Controle Sanitário Rigoroso para Suplementos Alimentares em Breve Aprovação na Câmara
O deputado Felipe Carreras (PSB-PE) expressou otimismo quanto à rápida aprovação de propostas legislativas que visam intensificar o controle sanitário e as punições para fraudes e publicidade enganosa envolvendo suplementos alimentares no Brasil. Os projetos de lei em questão, PLs 5229/25, 5319/25 e 6000/25, foram recomendados por um grupo de trabalho coordenado pelo parlamentar na Câmara dos Deputados.
Essas propostas já obtiveram a aprovação do regime de urgência, o que as habilita para serem votadas diretamente no Plenário. Além de preverem a criminalização e o aumento das multas para irregularidades, os projetos focam em garantir a segurança alimentar dos consumidores, um tema que tem ganhado destaque na sociedade.
A iniciativa busca criar uma legislação moderna e alinhada às melhores práticas internacionais, observando os mercados globais de suplementos. Carreras acredita que, nos próximos dias, o país terá uma nova lei para proteger os brasileiros de produtos perigosos e enganosos. A informação foi divulgada em entrevista à Rádio Câmara.
O Alerta da Morte de Jovem Fisiculturista e a Banalização de Anabolizantes
A recente morte do jovem fisiculturista Gabriel Ganley, de apenas 22 anos, em São Paulo, intensificou o debate público sobre a banalização do uso e comércio de anabolizantes. Ganley, que possuía grande alcance em redes sociais com cerca de 1,7 milhão de seguidores, falava abertamente sobre o uso dessas substâncias, chegando a administrar uma dose injetável diante das câmeras em uma transmissão de outro influenciador digital.
Diante desse cenário, as propostas em discussão na Câmara visam combater diretamente essa disseminação irresponsável.

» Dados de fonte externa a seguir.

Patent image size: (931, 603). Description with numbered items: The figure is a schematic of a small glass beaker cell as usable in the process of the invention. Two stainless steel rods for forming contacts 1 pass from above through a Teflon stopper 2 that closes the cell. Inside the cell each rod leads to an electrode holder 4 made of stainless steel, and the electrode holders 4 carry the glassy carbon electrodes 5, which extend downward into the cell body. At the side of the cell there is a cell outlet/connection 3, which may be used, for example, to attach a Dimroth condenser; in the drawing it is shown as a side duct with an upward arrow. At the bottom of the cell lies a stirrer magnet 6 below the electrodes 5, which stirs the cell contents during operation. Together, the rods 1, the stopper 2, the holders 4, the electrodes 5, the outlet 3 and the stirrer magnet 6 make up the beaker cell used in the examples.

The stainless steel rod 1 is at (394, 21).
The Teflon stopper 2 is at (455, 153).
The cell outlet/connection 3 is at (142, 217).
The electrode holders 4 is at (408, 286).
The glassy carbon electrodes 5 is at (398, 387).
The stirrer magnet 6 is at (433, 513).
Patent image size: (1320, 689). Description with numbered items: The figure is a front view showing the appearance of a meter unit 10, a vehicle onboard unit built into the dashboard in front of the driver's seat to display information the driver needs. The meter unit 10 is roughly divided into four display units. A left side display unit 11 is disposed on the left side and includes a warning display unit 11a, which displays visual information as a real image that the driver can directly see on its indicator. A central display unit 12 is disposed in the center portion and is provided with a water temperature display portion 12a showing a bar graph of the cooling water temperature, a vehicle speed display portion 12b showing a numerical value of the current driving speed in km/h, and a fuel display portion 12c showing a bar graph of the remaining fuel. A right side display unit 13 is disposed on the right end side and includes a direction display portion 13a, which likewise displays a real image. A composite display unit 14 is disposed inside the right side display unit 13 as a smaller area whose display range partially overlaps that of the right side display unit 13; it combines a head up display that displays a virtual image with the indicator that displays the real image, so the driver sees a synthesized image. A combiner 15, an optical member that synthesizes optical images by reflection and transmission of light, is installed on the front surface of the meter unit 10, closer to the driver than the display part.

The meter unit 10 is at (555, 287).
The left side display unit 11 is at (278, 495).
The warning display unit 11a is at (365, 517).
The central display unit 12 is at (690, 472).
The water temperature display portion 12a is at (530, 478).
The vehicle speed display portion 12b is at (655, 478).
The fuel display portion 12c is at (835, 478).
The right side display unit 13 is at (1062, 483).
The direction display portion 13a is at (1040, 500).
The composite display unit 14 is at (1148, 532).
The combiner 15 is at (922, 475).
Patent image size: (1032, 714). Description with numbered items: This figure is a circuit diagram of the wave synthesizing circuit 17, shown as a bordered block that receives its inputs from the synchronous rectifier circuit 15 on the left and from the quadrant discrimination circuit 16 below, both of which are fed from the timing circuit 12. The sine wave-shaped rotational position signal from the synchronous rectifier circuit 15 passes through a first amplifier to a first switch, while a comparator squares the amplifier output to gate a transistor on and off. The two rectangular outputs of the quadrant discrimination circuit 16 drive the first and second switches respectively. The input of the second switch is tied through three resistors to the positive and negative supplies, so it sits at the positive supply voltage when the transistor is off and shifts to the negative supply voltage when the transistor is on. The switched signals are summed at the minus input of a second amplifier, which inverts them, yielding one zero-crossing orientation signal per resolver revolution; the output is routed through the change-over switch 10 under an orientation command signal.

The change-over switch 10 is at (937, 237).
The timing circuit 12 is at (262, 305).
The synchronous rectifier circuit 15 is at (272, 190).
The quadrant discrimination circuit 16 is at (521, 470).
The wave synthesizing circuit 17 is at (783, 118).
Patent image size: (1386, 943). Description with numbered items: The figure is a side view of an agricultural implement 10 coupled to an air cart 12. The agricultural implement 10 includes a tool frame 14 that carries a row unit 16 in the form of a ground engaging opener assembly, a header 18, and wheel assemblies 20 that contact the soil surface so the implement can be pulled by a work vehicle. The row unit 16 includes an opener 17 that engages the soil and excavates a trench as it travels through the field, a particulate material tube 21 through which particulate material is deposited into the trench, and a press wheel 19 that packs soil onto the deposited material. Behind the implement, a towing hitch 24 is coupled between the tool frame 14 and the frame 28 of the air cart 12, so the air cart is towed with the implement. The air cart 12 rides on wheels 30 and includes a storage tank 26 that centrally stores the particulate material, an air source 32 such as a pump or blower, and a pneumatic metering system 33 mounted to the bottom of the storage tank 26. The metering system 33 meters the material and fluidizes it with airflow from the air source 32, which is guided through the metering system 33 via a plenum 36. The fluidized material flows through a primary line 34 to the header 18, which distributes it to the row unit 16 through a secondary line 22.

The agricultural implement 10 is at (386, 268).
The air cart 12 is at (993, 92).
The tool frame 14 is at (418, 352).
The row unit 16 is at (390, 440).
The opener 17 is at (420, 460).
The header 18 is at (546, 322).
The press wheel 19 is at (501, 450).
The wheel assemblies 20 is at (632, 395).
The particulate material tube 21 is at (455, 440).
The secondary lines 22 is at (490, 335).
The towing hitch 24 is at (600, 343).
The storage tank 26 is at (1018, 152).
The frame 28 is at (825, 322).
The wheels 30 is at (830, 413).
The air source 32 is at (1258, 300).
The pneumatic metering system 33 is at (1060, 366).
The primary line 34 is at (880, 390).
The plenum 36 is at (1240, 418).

O deputado Felipe Carreras destacou que as medidas incluem a previsão de multas para redes sociais que permitam a propagação indiscriminada desses produtos, bem como para grandes plataformas de comércio eletrônico como Mercado Livre, Amazon e Shopee, que ofertam tais itens.
Carreras enfatizou que o maior perigo não reside apenas na suplementação inadequada, mas sim na presença de substâncias falsificadas que entram no Brasil e são recomendadas por influenciadores digitais sem qualquer formação médica. A segurança alimentar e a saúde do consumidor são as prioridades.
Estatísticas Alarmantes da Anvisa Revelam o Alto Índice de Irregularidades
Dados levantados pela Agência Nacional de Vigilância Sanitária (Anvisa) entre os anos de 2000 e 2025 revelam um cenário preocupante. Cerca de 63% dos processos analisados pela agência estavam relacionados a suplementos alimentares. Esses casos envolveram o uso indevido de anabolizantes, manipulação do teor de proteínas e irregularidades nos rótulos dos produtos.
Durante as audiências públicas promovidas pelo grupo de trabalho na Câmara, entre outubro do ano passado e março deste ano, técnicos da Anvisa apresentaram exemplos chocantes. Foram relatados casos de suplementos como ômega 3 feitos apenas com óleo vegetal e aroma de peixe, whey protein e creatina adulterados com farinha e saborizantes, e até a presença de substâncias tóxicas do agronegócio em laboratórios de suplementos alimentares.
A Necessidade Urgente de uma Lei Nacional para Regulamentar o Setor
O deputado Felipe Carreras argumentou que a regulamentação do setor de suplementos alimentares não pode mais se restringir apenas a resoluções da Anvisa, como ocorre atualmente. Ele ressaltou a ausência de uma lei nacional específica para o tema, o que fragiliza a fiscalização e a punição de irregularidades.
O parlamentar citou exemplos recentes que ilustram a fragilidade da legislação atual. Ele mencionou um caso de um lote de leite que causou sintomas gastrointestinais em crianças e foi retirado do mercado, mas a empresa recebeu uma punição insignificante. Outro exemplo foi a retirada de um lote de água mineral contaminado com bactéria, onde a punição também tende a ser meramente administrativa.
Carreras, que deverá ser o relator das propostas no Plenário da Câmara, lembrou que as audiências do grupo de trabalho contaram com a participação de todos os setores envolvidos, desde as empresas produtoras até médicos e nutrólogos, garantindo um debate amplo e a busca por soluções eficazes para a segurança alimentar.